# JUnit Test Suite erstellen



## DarthShader (14. Dezember 2007)

Hallo,

ich würde gerne ein paar JUnit-Tests durchführen, und diese Tests in einer JUnit-Test-Suite zusammenfassen, um alle gemeinsam auszuführen. Ich benutze Eclipse 3.3.0 Europa Release, und JUNit 4.4.3.1 (glaube ich jedenfalls, im Eclipse/Plugin Ordner gibt es das Verzeichnis "org.junit4_4.3.1" - allerdings gibt es auch das Verzeichnis "org.junit_3.8.2.v200706111738", welches jedoch leer ist).

Um einen Test zu erstellen, mache ich nen REchtsklick im Package Explorer und wähle "New" -> "JUnit Test Case". Dann kann ich verschiedene Method-Stubs auswählen, alles wird erstellt und ich kann diesen Test fahren.

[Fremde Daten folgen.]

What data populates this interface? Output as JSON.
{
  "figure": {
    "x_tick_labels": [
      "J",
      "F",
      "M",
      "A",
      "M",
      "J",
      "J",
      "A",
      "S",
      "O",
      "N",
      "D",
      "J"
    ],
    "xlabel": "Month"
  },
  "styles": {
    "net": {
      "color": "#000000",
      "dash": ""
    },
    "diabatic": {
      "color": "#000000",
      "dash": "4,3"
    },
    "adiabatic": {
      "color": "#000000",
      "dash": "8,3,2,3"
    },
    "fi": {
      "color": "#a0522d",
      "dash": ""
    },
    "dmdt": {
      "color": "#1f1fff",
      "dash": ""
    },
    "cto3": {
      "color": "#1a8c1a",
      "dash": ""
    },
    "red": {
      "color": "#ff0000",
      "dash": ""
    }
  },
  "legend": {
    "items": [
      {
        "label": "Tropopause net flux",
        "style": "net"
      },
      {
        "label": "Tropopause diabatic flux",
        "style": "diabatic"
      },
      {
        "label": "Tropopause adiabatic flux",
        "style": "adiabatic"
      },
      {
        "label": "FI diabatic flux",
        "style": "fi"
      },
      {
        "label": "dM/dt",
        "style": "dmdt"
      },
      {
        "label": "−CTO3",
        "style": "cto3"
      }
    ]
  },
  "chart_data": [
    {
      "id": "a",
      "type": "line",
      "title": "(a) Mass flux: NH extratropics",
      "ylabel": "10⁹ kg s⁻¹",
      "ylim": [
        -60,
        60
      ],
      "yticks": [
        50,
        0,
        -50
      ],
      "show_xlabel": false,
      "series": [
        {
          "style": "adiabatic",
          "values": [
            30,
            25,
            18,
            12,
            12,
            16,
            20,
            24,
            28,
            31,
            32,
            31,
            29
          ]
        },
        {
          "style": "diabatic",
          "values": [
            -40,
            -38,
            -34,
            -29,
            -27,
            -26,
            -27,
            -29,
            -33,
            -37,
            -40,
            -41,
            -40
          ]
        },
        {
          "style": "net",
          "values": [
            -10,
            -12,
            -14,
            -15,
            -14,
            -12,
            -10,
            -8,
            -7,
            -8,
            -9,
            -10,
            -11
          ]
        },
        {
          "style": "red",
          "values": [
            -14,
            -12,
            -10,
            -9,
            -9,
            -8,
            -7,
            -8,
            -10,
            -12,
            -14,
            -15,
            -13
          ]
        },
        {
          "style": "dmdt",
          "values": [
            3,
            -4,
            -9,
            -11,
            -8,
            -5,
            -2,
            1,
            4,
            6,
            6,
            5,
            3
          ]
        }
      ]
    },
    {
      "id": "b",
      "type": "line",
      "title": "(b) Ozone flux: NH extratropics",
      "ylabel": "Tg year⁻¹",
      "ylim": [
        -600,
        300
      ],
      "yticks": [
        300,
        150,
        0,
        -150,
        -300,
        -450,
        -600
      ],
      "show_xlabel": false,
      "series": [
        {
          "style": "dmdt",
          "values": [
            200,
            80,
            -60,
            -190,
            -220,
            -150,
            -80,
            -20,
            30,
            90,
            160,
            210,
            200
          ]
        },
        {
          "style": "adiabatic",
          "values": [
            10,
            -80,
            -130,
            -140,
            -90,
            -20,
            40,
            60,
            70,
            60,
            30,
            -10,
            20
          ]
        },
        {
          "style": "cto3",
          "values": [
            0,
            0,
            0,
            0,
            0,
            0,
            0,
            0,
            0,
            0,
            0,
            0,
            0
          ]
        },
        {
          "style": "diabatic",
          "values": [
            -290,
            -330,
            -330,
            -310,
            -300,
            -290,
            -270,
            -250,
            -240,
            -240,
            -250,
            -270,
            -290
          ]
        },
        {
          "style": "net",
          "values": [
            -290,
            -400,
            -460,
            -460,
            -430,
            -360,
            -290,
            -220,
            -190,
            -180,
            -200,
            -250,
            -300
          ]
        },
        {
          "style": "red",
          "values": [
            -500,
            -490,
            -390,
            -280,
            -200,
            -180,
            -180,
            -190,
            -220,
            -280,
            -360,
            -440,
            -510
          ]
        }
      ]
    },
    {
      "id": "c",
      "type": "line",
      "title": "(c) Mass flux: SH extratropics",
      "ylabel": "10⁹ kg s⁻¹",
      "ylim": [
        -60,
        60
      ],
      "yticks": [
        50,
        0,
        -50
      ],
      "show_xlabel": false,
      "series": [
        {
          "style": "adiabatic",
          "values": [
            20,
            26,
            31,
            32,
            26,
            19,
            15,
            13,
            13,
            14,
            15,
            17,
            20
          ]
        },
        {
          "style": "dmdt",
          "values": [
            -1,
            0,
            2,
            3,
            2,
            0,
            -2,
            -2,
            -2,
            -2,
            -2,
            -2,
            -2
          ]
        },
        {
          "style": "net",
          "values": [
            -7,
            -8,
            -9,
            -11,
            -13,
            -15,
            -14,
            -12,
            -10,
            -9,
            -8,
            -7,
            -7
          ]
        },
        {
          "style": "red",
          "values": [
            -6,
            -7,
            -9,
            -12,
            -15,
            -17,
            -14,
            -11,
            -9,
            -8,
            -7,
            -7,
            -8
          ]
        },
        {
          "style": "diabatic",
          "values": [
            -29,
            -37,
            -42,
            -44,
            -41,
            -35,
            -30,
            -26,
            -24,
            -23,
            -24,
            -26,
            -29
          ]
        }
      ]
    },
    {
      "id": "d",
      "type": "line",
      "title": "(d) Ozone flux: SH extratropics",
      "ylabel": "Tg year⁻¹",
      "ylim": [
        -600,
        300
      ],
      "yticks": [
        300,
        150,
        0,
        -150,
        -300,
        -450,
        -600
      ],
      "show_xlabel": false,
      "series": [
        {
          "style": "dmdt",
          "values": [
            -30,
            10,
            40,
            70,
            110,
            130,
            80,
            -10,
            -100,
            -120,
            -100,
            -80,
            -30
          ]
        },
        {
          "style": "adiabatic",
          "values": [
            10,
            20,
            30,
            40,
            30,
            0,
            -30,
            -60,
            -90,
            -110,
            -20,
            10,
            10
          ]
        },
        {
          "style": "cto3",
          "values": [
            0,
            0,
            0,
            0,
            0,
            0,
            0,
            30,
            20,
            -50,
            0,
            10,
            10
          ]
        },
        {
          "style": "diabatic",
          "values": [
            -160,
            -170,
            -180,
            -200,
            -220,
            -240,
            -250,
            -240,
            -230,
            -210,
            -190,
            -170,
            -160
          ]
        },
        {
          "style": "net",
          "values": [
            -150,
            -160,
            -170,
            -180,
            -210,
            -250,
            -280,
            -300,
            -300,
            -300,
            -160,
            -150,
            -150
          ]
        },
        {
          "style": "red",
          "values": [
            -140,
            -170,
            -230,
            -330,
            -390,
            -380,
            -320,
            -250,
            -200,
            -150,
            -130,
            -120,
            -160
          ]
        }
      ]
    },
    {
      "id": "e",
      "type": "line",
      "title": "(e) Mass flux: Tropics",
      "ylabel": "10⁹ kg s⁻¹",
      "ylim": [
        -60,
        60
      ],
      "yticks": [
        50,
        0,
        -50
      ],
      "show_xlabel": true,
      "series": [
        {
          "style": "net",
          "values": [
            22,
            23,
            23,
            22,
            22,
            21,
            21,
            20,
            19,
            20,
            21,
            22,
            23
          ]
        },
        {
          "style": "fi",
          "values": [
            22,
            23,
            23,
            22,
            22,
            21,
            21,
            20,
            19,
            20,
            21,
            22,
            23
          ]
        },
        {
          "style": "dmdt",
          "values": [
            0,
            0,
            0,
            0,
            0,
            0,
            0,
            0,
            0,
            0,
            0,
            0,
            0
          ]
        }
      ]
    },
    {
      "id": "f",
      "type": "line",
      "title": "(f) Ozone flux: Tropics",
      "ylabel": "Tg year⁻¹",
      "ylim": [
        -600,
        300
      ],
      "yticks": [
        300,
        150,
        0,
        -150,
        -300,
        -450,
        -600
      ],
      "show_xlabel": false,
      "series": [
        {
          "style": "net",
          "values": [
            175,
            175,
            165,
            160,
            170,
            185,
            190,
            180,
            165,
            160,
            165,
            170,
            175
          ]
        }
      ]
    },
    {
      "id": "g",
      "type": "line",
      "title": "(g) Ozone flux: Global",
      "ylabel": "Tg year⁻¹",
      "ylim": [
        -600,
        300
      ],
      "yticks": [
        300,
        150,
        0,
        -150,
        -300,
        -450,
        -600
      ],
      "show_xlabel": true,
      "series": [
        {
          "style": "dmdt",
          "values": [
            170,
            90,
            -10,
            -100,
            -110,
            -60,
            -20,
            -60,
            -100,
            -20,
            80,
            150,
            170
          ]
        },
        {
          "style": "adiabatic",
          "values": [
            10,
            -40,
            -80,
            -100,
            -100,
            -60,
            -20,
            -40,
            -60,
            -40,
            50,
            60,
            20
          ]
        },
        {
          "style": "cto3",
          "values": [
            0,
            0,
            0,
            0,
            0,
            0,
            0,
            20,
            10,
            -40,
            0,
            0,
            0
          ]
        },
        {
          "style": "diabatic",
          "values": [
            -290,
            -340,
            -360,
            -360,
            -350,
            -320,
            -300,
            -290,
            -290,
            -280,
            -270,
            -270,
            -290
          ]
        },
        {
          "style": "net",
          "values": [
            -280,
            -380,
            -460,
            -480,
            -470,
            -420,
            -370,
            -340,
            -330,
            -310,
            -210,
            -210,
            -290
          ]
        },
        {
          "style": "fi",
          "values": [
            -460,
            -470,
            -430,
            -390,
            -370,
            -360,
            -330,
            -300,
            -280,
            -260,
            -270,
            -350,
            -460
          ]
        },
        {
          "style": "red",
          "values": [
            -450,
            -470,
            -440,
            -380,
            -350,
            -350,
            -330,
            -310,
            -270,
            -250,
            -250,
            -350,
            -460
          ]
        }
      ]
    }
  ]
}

Wähle ich jedoch "New" -> "JUnit Test Suite", so erscheint das Fenster für eine neue Test-Suite und im unteren bereich könnte man die Testklassen auswählen, die in die Suite eingefügt werden sollen. Dieses ist bei mir jedoch leer und ich sehe keine Möglichkeit, dort Tests hinzuzufügen (es gibt neben der Liste nur die Buttons "Select All" und "Deselect All").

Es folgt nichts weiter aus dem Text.